There is a passionate group of individuals who are trying to change this ordinance. In August of 2013 a few residents were able to address the City Council, but the ordinance was not changed. They have still been working to get it changed.
You can follow their progress on this Facebook Group – Chickens for Change in Cedar Park.
Many neighborhoods in Cedar Park have homeowners association rules that also regulate animals and would trump the city ordinances, even if the City approved back yard chickens.
Leander recently revised their ordinance to mandate that chickens inside of a coop be housed at least 50 feet from any residence, excluding the home of the animals’ owners.
Here are some answers to frequently asked questions, recently published in 2016 from the City of Cedar Park.
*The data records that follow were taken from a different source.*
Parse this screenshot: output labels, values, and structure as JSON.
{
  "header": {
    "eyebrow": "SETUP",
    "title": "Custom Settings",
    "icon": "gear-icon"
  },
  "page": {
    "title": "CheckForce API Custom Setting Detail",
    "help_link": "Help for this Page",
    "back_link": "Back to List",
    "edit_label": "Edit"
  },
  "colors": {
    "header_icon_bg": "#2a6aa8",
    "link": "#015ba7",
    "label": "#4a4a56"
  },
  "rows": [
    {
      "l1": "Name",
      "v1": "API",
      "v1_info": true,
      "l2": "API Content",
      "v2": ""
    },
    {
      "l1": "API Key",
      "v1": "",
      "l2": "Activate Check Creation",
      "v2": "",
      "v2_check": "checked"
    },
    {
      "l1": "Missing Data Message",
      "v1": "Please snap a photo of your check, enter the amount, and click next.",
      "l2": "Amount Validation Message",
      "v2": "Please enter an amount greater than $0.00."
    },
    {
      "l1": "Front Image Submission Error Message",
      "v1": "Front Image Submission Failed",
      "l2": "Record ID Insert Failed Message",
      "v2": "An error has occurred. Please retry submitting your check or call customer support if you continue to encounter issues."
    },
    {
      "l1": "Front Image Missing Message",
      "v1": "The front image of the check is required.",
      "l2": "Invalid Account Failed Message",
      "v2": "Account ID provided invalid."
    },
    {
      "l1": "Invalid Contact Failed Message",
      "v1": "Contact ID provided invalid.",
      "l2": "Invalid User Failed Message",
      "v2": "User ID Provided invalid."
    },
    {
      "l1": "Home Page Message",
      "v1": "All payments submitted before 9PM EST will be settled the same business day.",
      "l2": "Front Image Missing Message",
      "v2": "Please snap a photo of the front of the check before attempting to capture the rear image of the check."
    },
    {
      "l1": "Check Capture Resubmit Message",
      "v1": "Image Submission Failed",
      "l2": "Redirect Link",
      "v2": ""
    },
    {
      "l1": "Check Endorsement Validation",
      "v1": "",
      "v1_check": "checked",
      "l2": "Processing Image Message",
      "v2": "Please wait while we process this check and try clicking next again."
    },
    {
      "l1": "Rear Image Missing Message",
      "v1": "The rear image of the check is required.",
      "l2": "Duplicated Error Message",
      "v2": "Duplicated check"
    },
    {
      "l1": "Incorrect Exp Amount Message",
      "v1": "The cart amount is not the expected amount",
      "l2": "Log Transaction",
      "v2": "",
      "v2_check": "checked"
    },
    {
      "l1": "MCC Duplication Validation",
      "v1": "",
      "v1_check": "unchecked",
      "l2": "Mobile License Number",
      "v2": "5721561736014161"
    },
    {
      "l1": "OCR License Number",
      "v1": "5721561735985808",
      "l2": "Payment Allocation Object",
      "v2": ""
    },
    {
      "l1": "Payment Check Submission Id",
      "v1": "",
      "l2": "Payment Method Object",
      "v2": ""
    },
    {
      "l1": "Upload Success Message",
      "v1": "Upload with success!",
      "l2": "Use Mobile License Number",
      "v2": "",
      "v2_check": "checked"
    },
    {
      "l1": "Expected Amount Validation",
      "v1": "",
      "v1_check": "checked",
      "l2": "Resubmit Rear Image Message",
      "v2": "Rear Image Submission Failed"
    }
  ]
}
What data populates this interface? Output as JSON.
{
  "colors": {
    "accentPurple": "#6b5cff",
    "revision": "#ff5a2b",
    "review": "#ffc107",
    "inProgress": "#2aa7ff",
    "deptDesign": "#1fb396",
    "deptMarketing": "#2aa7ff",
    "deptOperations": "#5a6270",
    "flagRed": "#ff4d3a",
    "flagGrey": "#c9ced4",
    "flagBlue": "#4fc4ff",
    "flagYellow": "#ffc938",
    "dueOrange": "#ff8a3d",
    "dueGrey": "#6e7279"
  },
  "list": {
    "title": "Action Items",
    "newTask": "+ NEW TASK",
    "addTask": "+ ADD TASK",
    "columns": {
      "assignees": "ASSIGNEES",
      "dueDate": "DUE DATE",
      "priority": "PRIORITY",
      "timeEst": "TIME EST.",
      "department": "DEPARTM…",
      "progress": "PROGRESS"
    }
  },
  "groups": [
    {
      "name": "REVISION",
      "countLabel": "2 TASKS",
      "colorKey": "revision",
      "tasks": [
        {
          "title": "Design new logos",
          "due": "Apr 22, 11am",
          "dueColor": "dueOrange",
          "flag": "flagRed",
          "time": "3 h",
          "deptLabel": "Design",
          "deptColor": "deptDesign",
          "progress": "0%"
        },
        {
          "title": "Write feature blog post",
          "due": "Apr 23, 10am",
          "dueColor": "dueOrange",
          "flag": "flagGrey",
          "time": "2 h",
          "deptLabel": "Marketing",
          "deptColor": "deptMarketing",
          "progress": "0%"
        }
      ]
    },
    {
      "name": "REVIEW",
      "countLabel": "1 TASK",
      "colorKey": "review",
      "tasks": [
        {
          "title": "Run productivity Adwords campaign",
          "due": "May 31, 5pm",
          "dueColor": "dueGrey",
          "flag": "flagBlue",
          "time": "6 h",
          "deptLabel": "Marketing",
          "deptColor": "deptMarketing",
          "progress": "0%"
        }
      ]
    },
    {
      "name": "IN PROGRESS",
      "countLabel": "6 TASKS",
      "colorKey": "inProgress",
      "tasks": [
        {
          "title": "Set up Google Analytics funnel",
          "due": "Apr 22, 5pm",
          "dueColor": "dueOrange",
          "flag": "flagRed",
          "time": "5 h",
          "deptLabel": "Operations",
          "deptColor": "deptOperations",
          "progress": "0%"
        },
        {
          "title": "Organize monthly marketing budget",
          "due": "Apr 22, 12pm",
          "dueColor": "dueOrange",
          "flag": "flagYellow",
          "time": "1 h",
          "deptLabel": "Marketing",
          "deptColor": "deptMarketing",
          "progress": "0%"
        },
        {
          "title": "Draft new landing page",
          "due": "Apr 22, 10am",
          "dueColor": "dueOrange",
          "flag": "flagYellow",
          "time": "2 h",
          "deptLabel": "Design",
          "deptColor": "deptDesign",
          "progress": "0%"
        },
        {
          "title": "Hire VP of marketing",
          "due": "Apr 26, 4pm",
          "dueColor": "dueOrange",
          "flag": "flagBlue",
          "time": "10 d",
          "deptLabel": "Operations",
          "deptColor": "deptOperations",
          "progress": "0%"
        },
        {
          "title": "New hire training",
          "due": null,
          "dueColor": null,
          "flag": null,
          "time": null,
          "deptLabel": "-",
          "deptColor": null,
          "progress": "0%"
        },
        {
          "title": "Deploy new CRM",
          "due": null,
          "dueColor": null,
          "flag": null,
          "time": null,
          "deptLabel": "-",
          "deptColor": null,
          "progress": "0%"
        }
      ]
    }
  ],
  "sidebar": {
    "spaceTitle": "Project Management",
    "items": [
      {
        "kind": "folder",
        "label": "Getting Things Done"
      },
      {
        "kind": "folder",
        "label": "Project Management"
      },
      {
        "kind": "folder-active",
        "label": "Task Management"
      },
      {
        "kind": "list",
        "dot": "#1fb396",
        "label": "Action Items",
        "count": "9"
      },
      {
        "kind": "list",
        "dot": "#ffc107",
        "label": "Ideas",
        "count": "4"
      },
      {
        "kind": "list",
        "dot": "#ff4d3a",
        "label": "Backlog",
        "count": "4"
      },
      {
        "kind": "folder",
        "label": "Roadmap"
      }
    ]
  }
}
• What is currently allowed per the City’s codes? Current regulations within the Cedar Park city limits state that chickens are allowed in 4 of the city’s larger lot zoning areas (zoned RA, MH, ES, and SF), require at least an acre of land, and must be housed at least 25 feet from the property line. Please check with City for updated and current regulations.
• What if I don’t live in the city limits of Cedar Park? Several of inquiries have been from residents outside of the city limits (also called the “ETJ”), and therefore are not subject to these city regulations. For example, if you are located in the Ranch at Cypress Creek neighborhood, Deer Creek on the east side of Anderson Mill Road, or Williamson Travis County MUD #1 (ie: Anderson Mill West and others), you are not located within the city limits and are instead governed by a municipal utility district (MUD). If you are located in a MUD, regulations related to chickens would be governed by your MUD Board, and any questions you have related to these types of regulations should be directed to them. Additionally, if you have an HOA, they may have their own regulations. The City of Cedar Park zoning codes related to poultry do not apply to your residence if you are located outside of the City limits, but there may be HOA restrictions or even County restrictions.
• I’m in the city limits and my neighborhood has an HOA. Does this matter? If you do reside within the City limits and are in a neighborhood that has an HOA or has deed restrictions, you may actually be subject to regulations that are more stringent than those outlined by the City code. It is a good idea to talk with your HOA Board to see if you are subject to additional HOA regulations or deed restrictions— those rules may specifically address the keeping of poultry in a backyard.